Vertrauensindex BundespolitikerInnen Österreich Jänner 2026

Kommentar von Wolfgang Bachmayer

Der erste Vertrauensindex im Neuen Jahr sieht den größten Teil aller PolitikerInnen im Vertrauensminus, zeigt aber auch eine Beruhigung im Vergleich zu den Erhebungen im Vorjahr.

Nur wenige konnten im Vergleich zu September 2025 zulegen, dazu gehört Finanzminister Marterbauer mit einem Vertrauenssaldo von plus 8 und einem Zuwachs von 4 Punkten. Er wirkt wie ein faktenbasierter Fachmann, der bei Budgetwünschen auch Nein sagen kann. Er hält auch die Koalitionsvereinbarungen, obwohl er seine Sympathien zu einer Vermögens- und Erbschaftssteuer nicht verhehlt.

Einen ebensolchen Zuwachs von 4 Punkten konnte Claudia Bauer (vormals Plakolm) erreichen, die ihre Migrations- und Integrationspolitik bis hin zum Kopftuchverbot konsequent durchzieht.

Aber auch Herbert Kickl erreicht einen Zuwachs von 2 Punkten. Er konnte damit auch seinen Stammplatz als Letzter im Vertrauensindex verlassen, steckt aber insgesamt noch deutlich im Vertrauensminus. Sein aktueller Zuwachs ist wahrscheinlich mit den Zugewinnen der FPÖ zu erklären, Kickl erreicht die höchsten Vertrauenswerte aller Parteiobleute in der eigenen Wählerschaft.


Die Liste der Absteiger im Vergleich zum letzten Vertrauensindex von September 2025 wird mit einem Verlust von 16 Punkten von ÖVP-Klubobmann August Wöginger angeführt in Folge der Amtsmissbrauchsaffäre (Besetzung der Leitung des Finanzamts Braunau).

Ganz knapp hinter Wöginger folgt bei den Verlusten Sepp Schellhorn (Abstieg um minus 15 Punkte), der einige Fettnäpfchen wie beim Upgrade seines Dienstwagens nicht auslassen konnte, auch sein Bürokratieabbau ist überschaubar (außer beim Kfz-Pickerl).

Andreas Babler verliert seit September weitere 8 Punkte und liegt nur mehr knapp vor Herbert Kickl. Dabei hat er sich eigentlich bei breitenwirksamen Themen wie Mietendeckel, MwSt-Lebensmittel durchgesetzt, wird aber nicht von allen Teilen der Partei unterstützt und muss viel Gegenwind von der Kronenzeitung und allerlei Umfragen aushalten.

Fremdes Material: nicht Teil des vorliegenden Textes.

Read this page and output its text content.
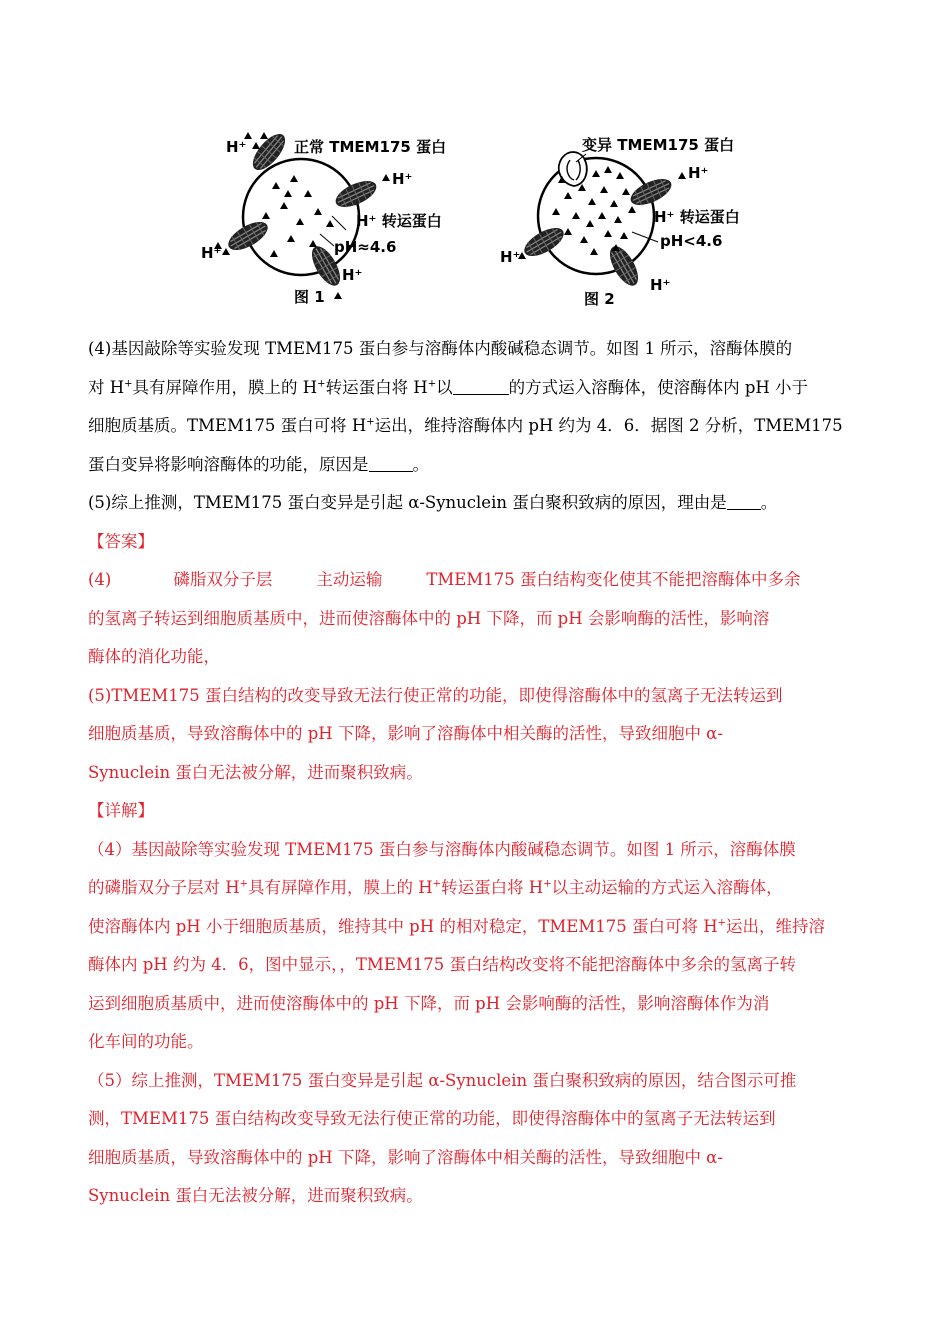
H⁺	正常 TMEM175 蛋白
H⁺
H⁺ 转运蛋白
pH≈4.6
H⁺
H⁺
图 1
变异 TMEM175 蛋白
H⁺
H⁺ 转运蛋白
pH<4.6
H⁺
H⁺
图 2

(4)基因敲除等实验发现 TMEM175 蛋白参与溶酶体内酸碱稳态调节。如图 1 所示，溶酶体膜的

对 H+具有屏障作用，膜上的 H+转运蛋白将 H+以	的方式运入溶酶体，使溶酶体内 pH 小于

细胞质基质。TMEM175 蛋白可将 H+运出，维持溶酶体内 pH 约为 4．6．据图 2 分析，TMEM175

蛋白变异将影响溶酶体的功能，原因是	。

(5)综上推测，TMEM175 蛋白变异是引起 α-Synuclein 蛋白聚积致病的原因，理由是 。

【答案】

(4)	磷脂双分子层	主动运输	TMEM175 蛋白结构变化使其不能把溶酶体中多余

的氢离子转运到细胞质基质中，进而使溶酶体中的 pH 下降，而 pH 会影响酶的活性，影响溶

酶体的消化功能，

(5)TMEM175 蛋白结构的改变导致无法行使正常的功能，即使得溶酶体中的氢离子无法转运到

细胞质基质，导致溶酶体中的 pH 下降，影响了溶酶体中相关酶的活性，导致细胞中 α-

Synuclein 蛋白无法被分解，进而聚积致病。

【详解】

（4）基因敲除等实验发现 TMEM175 蛋白参与溶酶体内酸碱稳态调节。如图 1 所示，溶酶体膜

的磷脂双分子层对 H+具有屏障作用，膜上的 H+转运蛋白将 H+以主动运输的方式运入溶酶体，

使溶酶体内 pH 小于细胞质基质，维持其中 pH 的相对稳定，TMEM175 蛋白可将 H+运出，维持溶

酶体内 pH 约为 4．6，图中显示，，TMEM175 蛋白结构改变将不能把溶酶体中多余的氢离子转

运到细胞质基质中，进而使溶酶体中的 pH 下降，而 pH 会影响酶的活性，影响溶酶体作为消

化车间的功能。

（5）综上推测，TMEM175 蛋白变异是引起 α-Synuclein 蛋白聚积致病的原因，结合图示可推

测，TMEM175 蛋白结构改变导致无法行使正常的功能，即使得溶酶体中的氢离子无法转运到

细胞质基质，导致溶酶体中的 pH 下降，影响了溶酶体中相关酶的活性，导致细胞中 α-

Synuclein 蛋白无法被分解，进而聚积致病。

Beate Meinl-Reisinger verliert seit September 7 Punkte – möglicherweise wegen zu vieler Aussagen zur Vertiefung der EU und einer europäischen Armee. Was in der eigenen Klientel gern gehört wird, muss nicht in der gesamten Wählerschaft ankommen.

Auch Landwirtschaftsminister Norbert Totschnig verliert 7 Punkte, wahrscheinlich präsentiert er sich zu sehr als Lobbyist der Bauern, die kaum 3 Prozent der Wählerschaft ausmachen.


Bundeskanzler Christian Stocker konnte sich mit seiner ruhigen unaufgeregten Art am sehr guten 5. Platz halten mit einem Vertrauenssaldo von nur minus 1. Auch wenn er in der Kanzlerfrage in den Umfragen nicht besonders gut abschneidet, erreicht er bei den Anhängern der Koalitionsparteien Vertrauen.

An der Spitze der Vertrauenspyramide steht wie immer der Bundespräsident, auch wenn seine Vertrauenswerte in den letzten Jahren kontinuierlich gesunken sind.

Methodik: Für den Vertrauensindex Bundespolitik wurden 1.008 repräsentativ ausgewählte ÖsterreicherInnen ab 16 Jahren im Zeitraum 12.-15.1.26 befragt. Max. Schwankungsbreite 3,1%. Die Fragestellung ist seit Beginn des Vertrauensindex seit Jahrzehnten immer gleich und lautet „Vertrauen Sie … oder vertrauen Sie … nicht oder kennen Sie … nicht?“.

Der Vertrauenssaldo errechnet sich als Differenz der Prozentwerte „vertraue“ minus „vertraue nicht“. Für Zuwächse/Verluste im Zeitvergleich wird die Veränderung dieses Saldos gegenüber der letzten Erhebung herangezogen.